Knowledge integration for fault severity estimation
|Luleå tekniska universitet - Institutionen för system- och rymdteknik
|Funding from Vinnova
|SEK 4 474 684
|September 2019 - September 2023
|Strategic innovation programme for process industrial IT and automation – PiiA
|Digitization of industrial value chains
Purpose and goal
New concepts for analysing textual descriptions of machine faults and measurement data in condition monitoring systems for paper machines have been developed to automate time-consuming and frequent signal and alarm analysis tasks. Methods for improved decision support based on technical language analysis have been developed so that analysts can perform more in-depth analyses and more preventive maintenance with the aim of avoiding unplanned stops. The results are summarized in a licentiate thesis.

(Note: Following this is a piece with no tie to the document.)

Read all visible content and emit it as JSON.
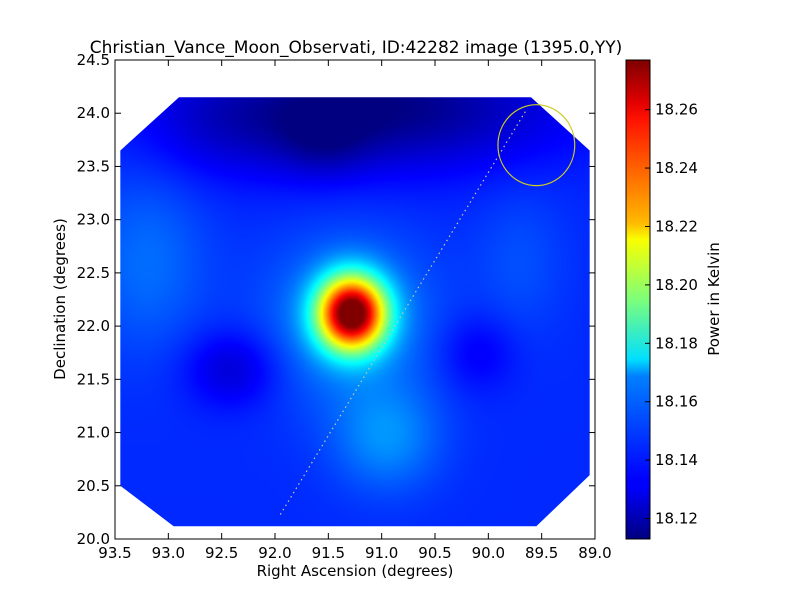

Expected results and effects
A plan for commercialisation that allows for the digitisation of domain knowledge described in text within the condition monitoring domain has been developed and is expected to create new opportunities for the development of decision support solutions, services, and business relationships. Methods for identifying cable and sensor faults have been developed which can reduce the analysts´ workload by up to 75%, freeing up time for in-depth analyses and preventive maintenance, thereby avoiding costly unplanned stops and enabling remanufacturing of large rolling element bearings.
Planned approach and implementation
The approach is based on machine learning. Large language models have been adapted for technical language within the condition monitoring area. The models are optimized using contrastive learning and can relate technical language to measurement data, for instance, to search for similar historical data/cases, describe a measured signal in plain text, or generate signals that correspond to a described machine damage. This creates new opportunities to automate the analysis of alarms and machine damage and to train analysts.